Photo/Illutration Hideki Endo, head director of LMN, a general incorporated association (Akiko Okazaki)

A rising number of people who were abused by their parents as children are now struggling to care for them in their old age and hiring third parties to organize their nursing care—and even funerals.

Life, Medical, Nursing (LMN), a Tokyo-based general incorporated association, is one such service.

It was founded in 2016 to support elderly people without living relatives. However, in recent years, around 80 percent of LMN’s clients don’t want to take care of parents they have incredibly toxic relationships with—or are trying to cut the ties entirely.

A TOXIC TRAP

“My parents were people who crushed the dreams and lives of their children,” a 50-year-old Tokyo woman said frankly.

She signed a contract with LMN a year and a half ago because she didn’t want to be a guarantor for her father.

Although she had excelled academically, the woman’s parents would not allow her to pursue further education after high school, instead telling her to get a job.

She started working when she was 18 and wanted to leave home as soon as possible. However, it proved to be financially difficult, and her relationship with her parents became further strained.

When she was 32, her mother suffered a stroke.

Realizing that she could become trapped by caregiving for the rest of her life, the woman left home before her mother was released from the rehabilitation hospital.

Her younger sister, who was in her 20s at the time, became their mother’s caregiver.

When her sister hinted that she wanted to marry, their mother yelled at her for thinking of “abandoning her.”

While the woman gave advice to her sister, she severed all contact with her parents and never returned home.

After their mother died five years ago, their father, who was then living alone, was admitted to a nursing home.
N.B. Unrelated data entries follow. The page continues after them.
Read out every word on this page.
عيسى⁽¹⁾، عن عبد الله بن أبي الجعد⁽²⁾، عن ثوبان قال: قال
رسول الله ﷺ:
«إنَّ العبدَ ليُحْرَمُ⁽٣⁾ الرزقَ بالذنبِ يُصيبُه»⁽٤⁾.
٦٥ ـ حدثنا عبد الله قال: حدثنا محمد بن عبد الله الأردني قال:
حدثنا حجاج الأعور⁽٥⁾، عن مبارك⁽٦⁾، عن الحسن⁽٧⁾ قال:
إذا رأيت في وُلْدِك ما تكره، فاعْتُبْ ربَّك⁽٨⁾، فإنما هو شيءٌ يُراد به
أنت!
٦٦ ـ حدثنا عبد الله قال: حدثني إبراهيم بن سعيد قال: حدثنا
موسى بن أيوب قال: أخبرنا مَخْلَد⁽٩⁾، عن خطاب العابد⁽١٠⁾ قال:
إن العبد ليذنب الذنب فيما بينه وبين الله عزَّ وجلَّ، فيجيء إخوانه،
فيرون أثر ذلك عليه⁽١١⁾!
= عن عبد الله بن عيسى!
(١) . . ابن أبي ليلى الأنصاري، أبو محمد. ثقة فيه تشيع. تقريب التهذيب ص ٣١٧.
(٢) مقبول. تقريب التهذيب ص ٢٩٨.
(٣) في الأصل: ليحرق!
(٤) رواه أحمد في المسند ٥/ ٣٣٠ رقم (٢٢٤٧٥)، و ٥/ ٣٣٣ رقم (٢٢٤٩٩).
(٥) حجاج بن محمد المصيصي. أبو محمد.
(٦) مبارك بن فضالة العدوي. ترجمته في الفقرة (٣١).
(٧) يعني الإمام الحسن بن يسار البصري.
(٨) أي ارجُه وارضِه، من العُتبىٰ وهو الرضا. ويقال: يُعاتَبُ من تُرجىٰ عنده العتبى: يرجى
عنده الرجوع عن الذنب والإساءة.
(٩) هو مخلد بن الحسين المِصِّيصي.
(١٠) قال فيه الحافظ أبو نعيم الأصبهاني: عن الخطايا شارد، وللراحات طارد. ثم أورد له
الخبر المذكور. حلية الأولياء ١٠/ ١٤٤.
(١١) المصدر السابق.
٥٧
Her sister refused to be their father’s guarantor because of work commitments, so the woman took up the role.

However, she grew sick of handling procedures and paperwork for a man she detested. Searching the internet for “toxic parents caregiving,” she learned about LMN.

“I felt greatly relieved that I didn’t need to take it all on myself. I had a place I could ask for advice,” she said.

Her father passed away in January this year.

SEVERING TIES

LMN offers consultations for victims of “toxic parents” on its website, and receives between 60 and 100 inquiries a month, according to head director Hideki Endo, 57.

Once contracted, LMN supports the parent’s daily needs with tasks such as caregiving, shopping and cleaning. The organization also provides its number as an emergency contact, responds to calls from hospitals and even organizes funerals and the internment of ashes.

LMN charges an initial fee of 550,000 yen ($3,700), which covers the registration fee, consulting services and other expenses. Clients also pay 13,500 yen each time they use its services.

On average, clients contract the service for two to three years and often pay around 1 million yen in total.

Why are they willing to pay these hefty fees to provide end-of-life care for parents they don’t want anything to do with?

Endo cites two reasons: One is that the clients may still have feelings for their parents even though their relationships are irreparably damaged. The other is that clients may be afraid of what their parents will do if ignored.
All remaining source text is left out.